IHU On-Line - O senhor acredita que Bolsonaro tem um cenário mais favorável com Lula candidato? Por quê? Como lê as reações do atual presidente depois da fala de Lula em entrevista coletiva?
Paulo Baía – O cenário é positivo para Jair Bolsonaro independentemente de Lula. Bolsonaro apostava em uma candidatura de Fernando Haddad para polarizar com ele; Haddad seria mais tranquilo para o enfrentamento de Bolsonaro. Entretanto, não vejo, como alguns analistas apontam, que Bolsonaro está derretendo e desidratando. Volto a insistir: a pesquisa do DataFolha mostra que 50% dos entrevistados são favoráveis a Bolsonaro; ou seja, não há um quadro que não seja favorável a Bolsonaro. O fato é que surgiu um nome muito forte para enfrentá-lo, que é o de Lula, o qual passou a ser um catalisador de vários segmentos anti-Bolsonaro.
O surgimento de Lula também faz com que alguns setores que estavam se desgrudando de Bolsonaro voltem a se agregar a ele, gerando esse cenário bipolar, que é muito ruim para todos nós. O que tenho percebido é que a partir do seu discurso, Lula fala para todos que querem ser contra Bolsonaro. Ele tem condições de atrair pessoas da direita liberal, da direita neoliberal e até da esquerda revolucionária já no primeiro turno, com um sentimento anti-bolsonarista. E Bolsonaro pode agregar à sua força, que foi isolada em 2018, as forças tradicionais do PTB, do PP, enfim, do chamado Centrão.
Não gosto do termo centrão, porque ele não define bem a situação daqueles parlamentares e políticos que são funcionais, pragmáticos, fisiológicos, que aderem a governos em troca de cargos, facilidades políticas e reeleição. Nesse sentido, percebo que Bolsonaro é o favorito hoje, independentemente da campanha eleitoral. Agora, com Lula, essa disputa será mais acirrada, porque Bolsonaro precisará ter o que não teve em 2018, isto é, a preocupação com uma engenharia política de coligação, que ele já está fazendo com o presidente da Câmara dos Deputados, Arthur Lira, e com a presidência do Senado. A aposta de Bolsonaro é manter essa aliança, que lhe dá não só uma estrutura com capilaridade nacional, mas força política e ideológica para enfrentar um polo poderoso que é o de Luiz Inácio Lula da Silva e de todos aqueles que vão apostar em Lula para retirar Bolsonaro da presidência da República.
IHU On-Line – Segundo a pesquisa DataFolha da última quarta-feira, a rejeição a Bolsonaro na gestão da crise sanitária chega a 54%. Numa eleição polarizada, o comportamento do presidente durante a crise pode ter algum peso?
Paulo Baía – Essa mesma pesquisa mostra que 50% dos entrevistados são contra o impeachment do presidente e estão a favor de Bolsonaro.

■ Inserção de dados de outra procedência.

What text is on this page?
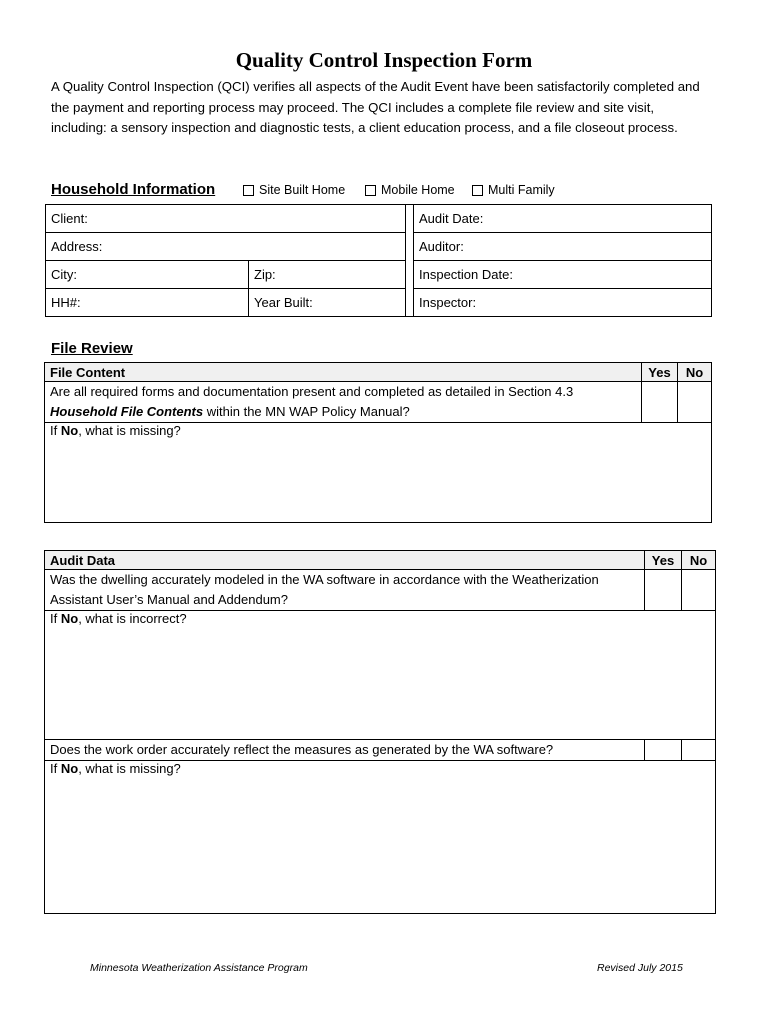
Quality Control Inspection Form
A Quality Control Inspection (QCI) verifies all aspects of the Audit Event have been satisfactorily completed and the payment and reporting process may proceed. The QCI includes a complete file review and site visit, including: a sensory inspection and diagnostic tests, a client education process, and a file closeout process.
Household Information	Site Built Home	Mobile Home	Multi Family
Client:			Audit Date:
Address:			Auditor:
City:	Zip:		Inspection Date:
HH#:	Year Built:		Inspector:
File Review
File Content	Yes	No
Are all required forms and documentation present and completed as detailed in Section 4.3
Household File Contents within the MN WAP Policy Manual?		
If No, what is missing?		
Audit Data	Yes	No
Was the dwelling accurately modeled in the WA software in accordance with the Weatherization Assistant User’s Manual and Addendum?		
If No, what is incorrect?		
Does the work order accurately reflect the measures as generated by the WA software?		
If No, what is missing?		
Minnesota Weatherization Assistance Program	Revised July 2015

Então, mesmo aqueles que são contra a maneira como Bolsonaro lida com a pandemia, com as mortes, ainda assim votarão nele. Eles criticam as ações sanitárias e de saúde do presidente, mas não deixarão de votar nele, sobretudo porque esses segmentos têm uma vinculação afetiva muito grande com o antipetismo.
O que chama a atenção na pesquisa do DataFolha é o fato de que ela é muito favorável a Bolsonaro, e não desfavorável, como tenho lido ao longo dos últimos dias, em várias matérias e comentários. O fato de 54% reprovarem a ação dele na pandemia não significa que este universo esteja rejeitando eleitoralmente Bolsonaro em 2022. Veja que 50% dos entrevistados são contra o impeachment, portanto, querem que Bolsonaro continue presidente da República.
IHU On-Line - Que leitura o senhor faz da fala de Lula em entrevista coletiva sobre as decisões do Supremo Tribunal Federal - STF, tanto sobre os processos contra ele em Curitiba quanto sobre o ex-juiz Sérgio Moro?
Paulo Baía – Lula fez uma fala muito abrangente na sua entrevista coletiva; falou para todos sem exceção, mas excluiu três personalidades da sua ação de acolhimento: Sérgio Moro, Deltan Dallagnol e Jair Bolsonaro, nessa ordem. Portanto, me chamou atenção essa abrangência do seu discurso, a contundência de ampliar ao máximo, e dizer que não tem mágoa contra ninguém, somente contra Moro, Dallagnol e Bolsonaro.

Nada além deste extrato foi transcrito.